Face aux contraintes de son
époque, l’être primitif d’antan avait un souci : comment vivre ? Il
était conscient que sa survie était liée à la domination des autres créatures.
La loi de la jungle lui procure la recherche des moyens pour contrôler la
nature. Son bonheur se résume dans l’exercice d’un certain diktat sur les
autres puissances. En effet, l’homme primitif se trouve devant un dilemme le
seul accordé : vaincre ou périr. Nous pouvons dire que son eudémonisme est
tributaire d’une certaine sécurité. Vivant
ainsi pour un seul but, le primitif ne s’enquiert guère sur d’autres
possibilités de l’existence. Raison pour laquelle le bonheur était quasi facile
à atteindre. Il suffit d’être sécurisé pour être heureux. La conscience autoréflexive
du primitif n’est pas encore développée. Il est à noter que le grand défi à
cette ère était de manier à leur faveur l’élément du feu. A la fois gagné, ce
défi devenait une source d’une expérience optimale, d’une harmonie intérieure. De
ce qui précède, il est à noter que le primitif a réussi à réaliser son bonheur.
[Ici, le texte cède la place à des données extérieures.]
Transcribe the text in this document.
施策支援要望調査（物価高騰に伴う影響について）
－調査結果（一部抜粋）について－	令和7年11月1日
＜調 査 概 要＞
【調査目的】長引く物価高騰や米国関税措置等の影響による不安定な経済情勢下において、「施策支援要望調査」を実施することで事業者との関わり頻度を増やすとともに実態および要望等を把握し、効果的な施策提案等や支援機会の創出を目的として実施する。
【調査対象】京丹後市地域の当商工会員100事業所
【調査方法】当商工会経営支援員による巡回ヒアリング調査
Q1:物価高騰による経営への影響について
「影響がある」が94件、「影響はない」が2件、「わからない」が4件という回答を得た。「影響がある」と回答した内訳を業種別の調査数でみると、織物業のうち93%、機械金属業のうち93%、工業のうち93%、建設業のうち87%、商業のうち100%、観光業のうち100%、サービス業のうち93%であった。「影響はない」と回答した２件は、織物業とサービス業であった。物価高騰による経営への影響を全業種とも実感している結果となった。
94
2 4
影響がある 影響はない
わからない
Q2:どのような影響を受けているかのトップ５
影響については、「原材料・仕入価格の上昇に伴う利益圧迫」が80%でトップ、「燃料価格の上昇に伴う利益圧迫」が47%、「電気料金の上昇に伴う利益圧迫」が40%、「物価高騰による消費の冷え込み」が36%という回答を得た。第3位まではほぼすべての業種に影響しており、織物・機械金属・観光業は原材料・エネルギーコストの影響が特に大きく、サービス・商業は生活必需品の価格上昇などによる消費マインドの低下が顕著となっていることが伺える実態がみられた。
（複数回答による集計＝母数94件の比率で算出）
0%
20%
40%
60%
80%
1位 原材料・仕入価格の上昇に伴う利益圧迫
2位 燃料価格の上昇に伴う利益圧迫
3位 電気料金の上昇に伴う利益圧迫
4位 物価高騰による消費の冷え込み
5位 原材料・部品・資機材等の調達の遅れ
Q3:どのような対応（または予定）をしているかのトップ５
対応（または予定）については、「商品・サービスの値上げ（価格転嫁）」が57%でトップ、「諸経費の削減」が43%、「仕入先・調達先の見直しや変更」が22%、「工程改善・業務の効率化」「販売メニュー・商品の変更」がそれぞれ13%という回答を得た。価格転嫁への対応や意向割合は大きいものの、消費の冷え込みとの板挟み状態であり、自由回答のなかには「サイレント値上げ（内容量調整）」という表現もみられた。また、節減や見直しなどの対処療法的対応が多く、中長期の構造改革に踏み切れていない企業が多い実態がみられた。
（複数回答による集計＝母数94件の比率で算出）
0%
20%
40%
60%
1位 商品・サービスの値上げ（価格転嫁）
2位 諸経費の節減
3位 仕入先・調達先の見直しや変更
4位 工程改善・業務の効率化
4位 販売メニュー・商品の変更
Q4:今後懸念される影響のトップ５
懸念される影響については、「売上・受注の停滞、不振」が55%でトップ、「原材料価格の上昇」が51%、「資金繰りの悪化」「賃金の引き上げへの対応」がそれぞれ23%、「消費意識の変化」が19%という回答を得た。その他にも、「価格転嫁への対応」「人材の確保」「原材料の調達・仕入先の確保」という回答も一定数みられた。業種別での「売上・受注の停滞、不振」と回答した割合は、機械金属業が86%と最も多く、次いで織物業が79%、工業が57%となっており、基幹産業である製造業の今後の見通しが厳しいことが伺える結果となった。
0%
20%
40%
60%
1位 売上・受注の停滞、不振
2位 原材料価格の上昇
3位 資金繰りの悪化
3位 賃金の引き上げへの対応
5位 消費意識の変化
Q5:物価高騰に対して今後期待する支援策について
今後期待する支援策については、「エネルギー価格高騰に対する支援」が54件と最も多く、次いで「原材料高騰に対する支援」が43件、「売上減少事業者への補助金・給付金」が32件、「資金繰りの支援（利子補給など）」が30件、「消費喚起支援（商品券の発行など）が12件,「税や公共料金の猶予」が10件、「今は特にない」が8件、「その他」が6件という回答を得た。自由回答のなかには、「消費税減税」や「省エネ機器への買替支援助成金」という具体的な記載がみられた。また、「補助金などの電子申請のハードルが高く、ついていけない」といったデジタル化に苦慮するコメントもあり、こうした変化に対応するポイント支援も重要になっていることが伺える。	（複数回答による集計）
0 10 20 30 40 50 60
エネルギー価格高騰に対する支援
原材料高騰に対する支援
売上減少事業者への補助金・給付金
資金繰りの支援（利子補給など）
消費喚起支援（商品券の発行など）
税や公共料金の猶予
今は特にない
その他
Vaincre la nature était pour lui un projet de vie.
Avec l’avènement de la
philosophie grecque le bonheur est pensé à travers des microscopes distincts. Selon
Socrate, la quintessence du bonheur réside dans l’âme sereine en dehors des richesses matérielles et
sensorielles. Cette approche socratique est plus ou moins sophiste. Elle
accorde créance à ce qui relève de l’idéel. En outre, on trouve qu’Épictète
invite ses disciples à faire une distinction entre les choses qui dépendent de
l’individu et celles qui n’en dépendent pas. Se doter de cette sagesse permet
de composer avec les vicissitudes de la vie. D’autres philosophes comme Sénèque
appellent à maîtriser la colère, à s’immuniser contre l’effervescence des
sentiments. Le bonheur philosophique met en valeur la vie soit en la jugeant
passagère soit en faisant d’elle un moment irréversible.
Mais quid donc de
l’homme d’aujourd’hui ? Son bonheur est-il réalisable ? Son bonheur
n’est-il pas une illusion d’optique ? Balloté entre les forces naturelles, les
forces idéelles et les forces scientifiques, l’homme du 21ème siècle
se sent perdu. La technologie lui promet un avenir brumeux. La philosophie le
contraint à s’isoler dans sa fourrure dorée. La religion le châtie pour un
au-delà perpétuel. L’homme moderne est alors tout sauf heureux. Nonobstant,
quelques pistes rares semblent offrir une ataraxie existentielle. Csikszentmihalyi
MIHALY, l’une des figures de proue de la psychologie positive, traite la
question du bonheur tout en essayant de joindre l’utile à l’agréable.
L’approche de Mihaly
fait florès depuis qu’elle a intérêt à la conscience de soi. Face aux grandes
gageures de la vie, il est sine qua non de tracer un chemin de réussite. Il
fallait se concentrer sur un projet de vie où l’harmonie intrinsèque dame le
pion. Ceci-dit, Mihaly propose ce qu’il appelle « une expérience optimale ». Elle
suppose un regard philosophique envers l’existence. En fait, c’est une
invitation à faire de tribulations de la vie des défis. Jules Evans avance dans
le même sens que « Les situations difficiles peuvent être
considérées comme des chances déguisées d’expérimenter notre liberté intérieure. »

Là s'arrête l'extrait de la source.